I padded downstairs instead, fingers combing through my hair in a useless attempt to make it look less like I’d lost a fight with a pillow.
When I opened the door, Owen stood on the porch in his usual rumpled button-down and jeans, looking like he’d stepped out of some small-town book boyfriend mood board. Latte in one hand, white paper bag in the other.
His gaze slid over me and stalled for the briefest second on my bare legs.
Heat prickled up my neck.
“I—uh.” I snatched the coffee like it was a life raft. “Thanks.”
“Long night?” he asked, stepping inside when I moved aside.
“You have no idea.” I took a gulp of latte so enormous it was probably illegal in several states. Heavenly caffeine hit my bloodstream. “Owen, I found something.”
His mouth curved as he stared at me a long moment. “You said my name. I like hearing it.”
I swallowed. Then—
I gave him a look. “Do you want to see the thing that might keep our town from being overrun by demon cow-things, or flirt with me on my front porch?”
“Why not both?” he said easily, a lazy grin tugging at his mouth. “But yes—show me.”
I grabbed his free hand before I could think better of it and tugged him through the kitchen toward the basement door. His palm was warm, callused, unnervingly nice to hold. I pretended not to notice. He pretended not to notice me pretending.
“Warning,” I said as I flipped on the basement light. “It’s a disaster zone.”
He let out a low whistle when we reached the bottom. Glassware, bowls, and vials were scattered across the worktable. Herbs and petals dusted the surface like confetti from some unhinged botanical party. The only thing neat was the wall of labeled jars.
“Look, I put everything back in its place,” I said defensively. “Mostly.”
“It’s… impressive,” he said. And there was no sarcasm in it. Just honest surprise. “Like Harry Potter’s Potions class got organized.”

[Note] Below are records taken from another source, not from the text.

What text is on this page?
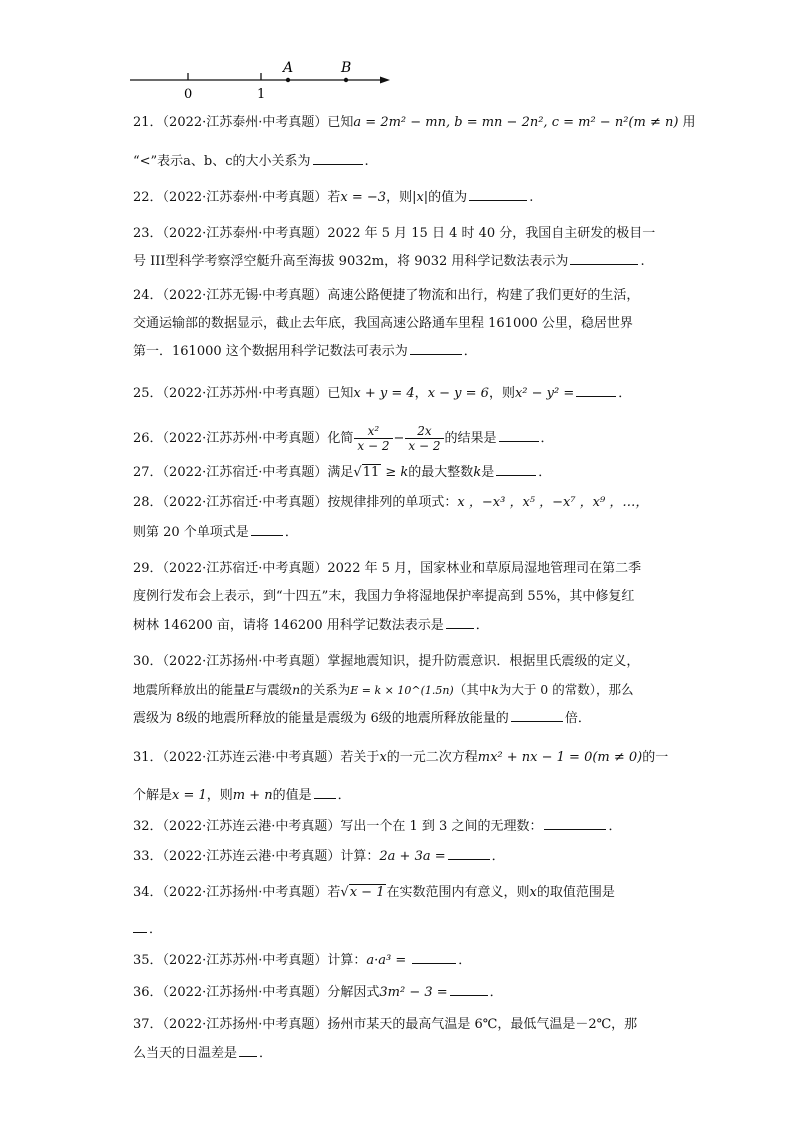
0	1
A	B
21．（2022·江苏泰州·中考真题）已知a = 2m² − mn, b = mn − 2n², c = m² − n²(m ≠ n) 用
“<”表示a、b、c的大小关系为	.
22．（2022·江苏泰州·中考真题）若x = −3，则|x|的值为	.
23．（2022·江苏泰州·中考真题）2022 年 5 月 15 日 4 时 40 分，我国自主研发的极目一
号 III型科学考察浮空艇升高至海拔 9032m，将 9032 用科学记数法表示为	.
24．（2022·江苏无锡·中考真题）高速公路便捷了物流和出行，构建了我们更好的生活，
交通运输部的数据显示，截止去年底，我国高速公路通车里程 161000 公里，稳居世界
第一．161000 这个数据用科学记数法可表示为	．
25．（2022·江苏苏州·中考真题）已知x + y = 4，x − y = 6，则x² − y² =	．
26．（2022·江苏苏州·中考真题）化简 $\frac{\text{x²}}{x - 2} - \frac{2x}{x - 2}$ 的结果是	．
27．（2022·江苏宿迁·中考真题）满足√11 ≥ k的最大整数k是	．
28．（2022·江苏宿迁·中考真题）按规律排列的单项式：x ，−x³ ，x⁵ ，−x⁷ ，x⁹ ，…，
则第 20 个单项式是	．
29．（2022·江苏宿迁·中考真题）2022 年 5 月，国家林业和草原局湿地管理司在第二季
度例行发布会上表示，到“十四五”末，我国力争将湿地保护率提高到 55%，其中修复红
树林 146200 亩，请将 146200 用科学记数法表示是 ．
30．（2022·江苏扬州·中考真题）掌握地震知识，提升防震意识．根据里氏震级的定义，
地震所释放出的能量E与震级n的关系为E = k × 10^(1.5n)（其中k为大于 0 的常数），那么
震级为 8级的地震所释放的能量是震级为 6级的地震所释放能量的	倍．
31．（2022·江苏连云港·中考真题）若关于x的一元二次方程mx² + nx − 1 = 0(m ≠ 0)的一
个解是x = 1，则m + n的值是 ．
32．（2022·江苏连云港·中考真题）写出一个在 1 到 3 之间的无理数：	．
33．（2022·江苏连云港·中考真题）计算：2a + 3a =	．
34．（2022·江苏扬州·中考真题）若√x − 1 在实数范围内有意义，则x的取值范围是
．
35．（2022·江苏苏州·中考真题）计算：a·a³ =	．
36．（2022·江苏扬州·中考真题）分解因式3m² − 3 =	．
37．（2022·江苏扬州·中考真题）扬州市某天的最高气温是 6℃，最低气温是－2℃，那
么当天的日温差是 ．
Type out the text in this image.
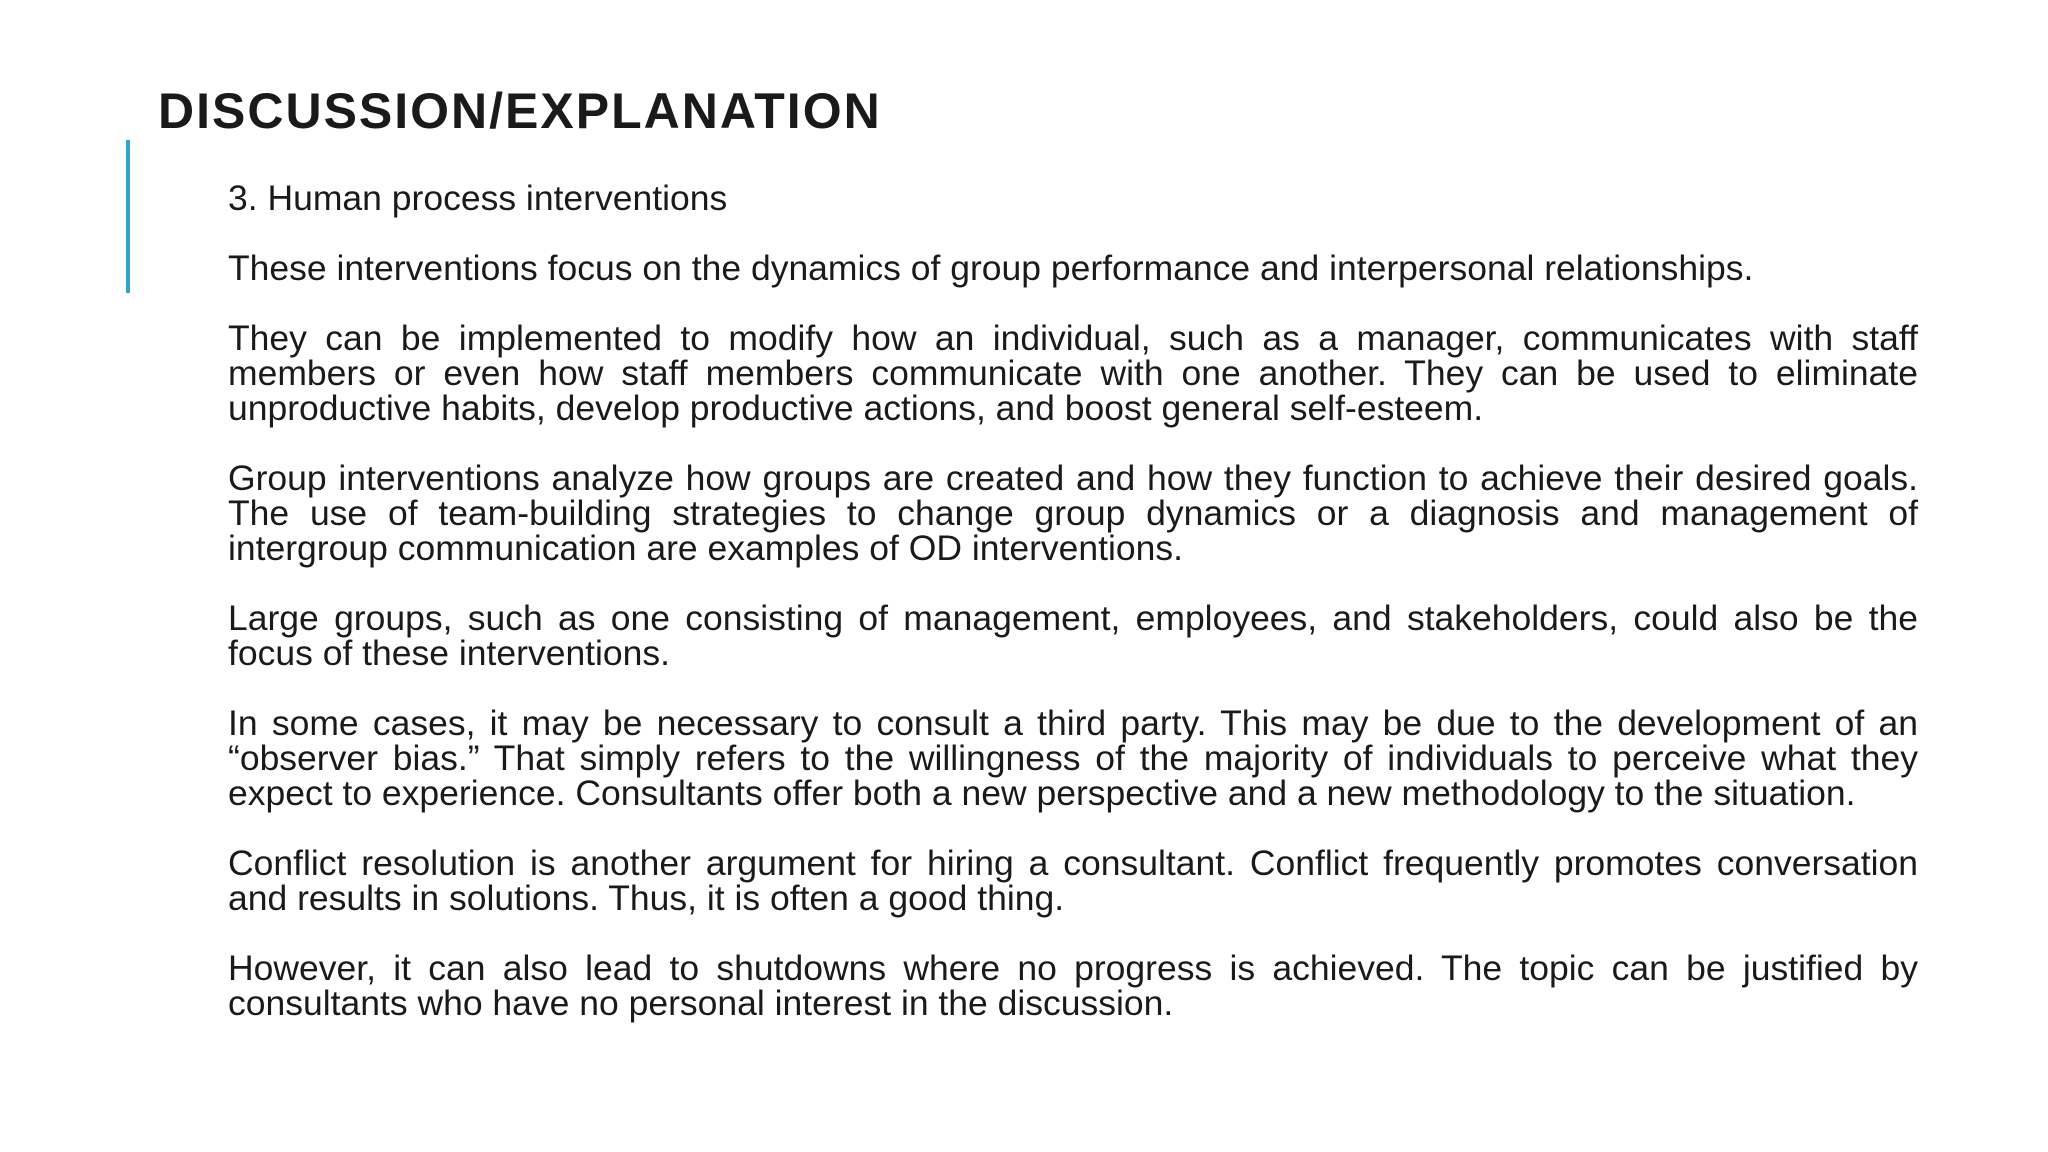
DISCUSSION/EXPLANATION
3. Human process interventions
These interventions focus on the dynamics of group performance and interpersonal relationships.
They can be implemented to modify how an individual, such as a manager, communicates with staff members or even how staff members communicate with one another. They can be used to eliminate unproductive habits, develop productive actions, and boost general self-esteem.
Group interventions analyze how groups are created and how they function to achieve their desired goals. The use of team-building strategies to change group dynamics or a diagnosis and management of intergroup communication are examples of OD interventions.
Large groups, such as one consisting of management, employees, and stakeholders, could also be the focus of these interventions.
In some cases, it may be necessary to consult a third party. This may be due to the development of an “observer bias.” That simply refers to the willingness of the majority of individuals to perceive what they expect to experience. Consultants offer both a new perspective and a new methodology to the situation.
Conflict resolution is another argument for hiring a consultant. Conflict frequently promotes conversation and results in solutions. Thus, it is often a good thing.
However, it can also lead to shutdowns where no progress is achieved. The topic can be justified by consultants who have no personal interest in the discussion.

“I’m choosing to take that as a compliment.” I set the bag of donuts on the edge of the table and snatched up the red folder, holding it aloft. “Behold. The Holy Grail.”
He deadpanned, “It’s a red folder.”
“Check what’s inside the red folder, McAllister.”
He took it, balancing the latte in one hand as he flipped it open with the other. Pages crackled. His expression shifted from skeptical to intent to faintly stunned.
“This is…” He turned another page. “These are Alice’s recipes. Full lists. Instructions. It’s her entire potion book.”
“Yup.” I popped open the donut bag and pulled out a chocolate-glazed one. “I found it in a locked drawer in the basement lab. Willow and Tani helped.”
He looked up at me. “You made the gate potion?”
I nodded, suddenly a little shy. “Took a couple tries. The first one was apparently a ‘protect the house, not the world’ blend. But we got it right.”
He stepped closer without seeming to notice he was doing it. He was so near I could see the faint stubble along his jaw, the little flecks of darker gray in his irises.
“You’ve been busy,” he said softly.
“Some of us were up all night saving Hickory Hollow,” I said. Then ruined the moment by taking a giant bite of donut.
He smiled and reached up, thumb brushing the corner of my mouth to swipe away a smear of chocolate. The touch sent a bolt of electricity down my spine.
“There,” he murmured. “You missed a little.”